Arbitration is a lot like mediation but it is not the same thing, it is a form of alternative dispute resolution where the power to decide a dispute is given to the arbitrator. The arbitrator is trained in arbitration and its applicable laws. They listen to arguments from both sides and reach a decision that is binding for both parties.

Arbitration vs. Litigation

When compared to litigation, arbitration offers these advantages:

  • Flexibility

An arbitration proceeding can be organized to suit each parties’ needs. The parties can choose the arbitrator or a group of arbitrators to make the decision in their dispute. An arbitrator can be a lawyer but does not have to be.

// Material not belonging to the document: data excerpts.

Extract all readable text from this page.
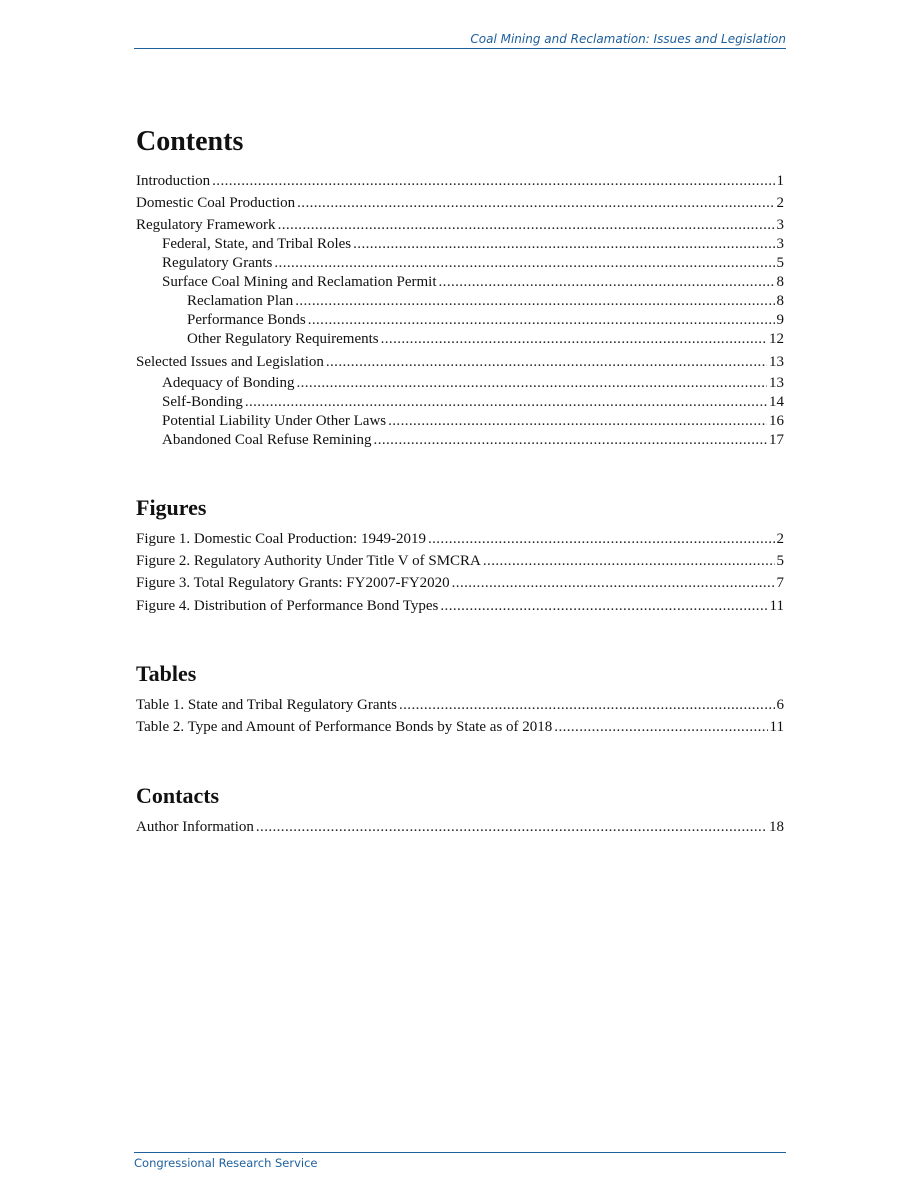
Coal Mining and Reclamation: Issues and Legislation
Contents
Introduction .....	1
Domestic Coal Production .....	2
Regulatory Framework .....	3
Federal, State, and Tribal Roles .....	3
Regulatory Grants .....	5
Surface Coal Mining and Reclamation Permit .....	8
Reclamation Plan .....	8
Performance Bonds .....	9
Other Regulatory Requirements .....	12
Selected Issues and Legislation .....	13
Adequacy of Bonding .....	13
Self-Bonding .....	14
Potential Liability Under Other Laws .....	16
Abandoned Coal Refuse Remining .....	17
Figures
Figure 1. Domestic Coal Production: 1949-2019 .....	2
Figure 2. Regulatory Authority Under Title V of SMCRA .....	5
Figure 3. Total Regulatory Grants: FY2007-FY2020 .....	7
Figure 4. Distribution of Performance Bond Types .....	11
Tables
Table 1. State and Tribal Regulatory Grants .....	6
Table 2. Type and Amount of Performance Bonds by State as of 2018 .....	11
Contacts
Author Information .....	18
Congressional Research Service
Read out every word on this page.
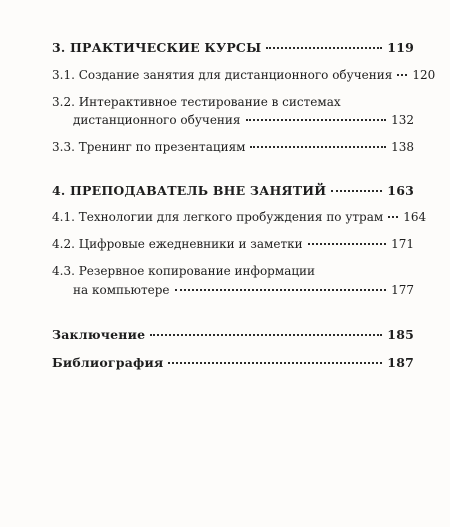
3. ПРАКТИЧЕСКИЕ КУРСЫ	119
3.1. Создание занятия для дистанционного обучения 120
3.2. Интерактивное тестирование в системах
дистанционного обучения	132
3.3. Тренинг по презентациям	138
4. ПРЕПОДАВАТЕЛЬ ВНЕ ЗАНЯТИЙ	163
4.1. Технологии для легкого пробуждения по утрам 164
4.2. Цифровые ежедневники и заметки	171
4.3. Резервное копирование информации
на компьютере	177
Заключение	185
Библиография	187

In fact, the parties have the latitude to choose anyone that they can agree upon.

  • Speed

In most cases, arbitration is a much faster process than litigation. Arbitration will usually follow a more compressed and defined timeline when compared to a courtroom proceeding. In addition, arbitrators typically have lighter caseloads. As a result, parties can make their own schedules. Lighter caseloads also mean that arbitrators can come to a final decision in less time.

  • Simplicity

Litigation is a formal procedure that involves a lot of paperwork along with processes like hearings and depositions. Arbitration can be much simpler without many of the aspects that can complicate litigation.

  • Privacy

Arbitration is private, which means that the public will have no access to documents. Decisions will not be disclosed. In comparison, most filings in court proceedings are made public, including verdicts. While the parties can ask for documents to be sealed, whether they are made public or not is up to the judge and most judges rule on the side of keeping things open.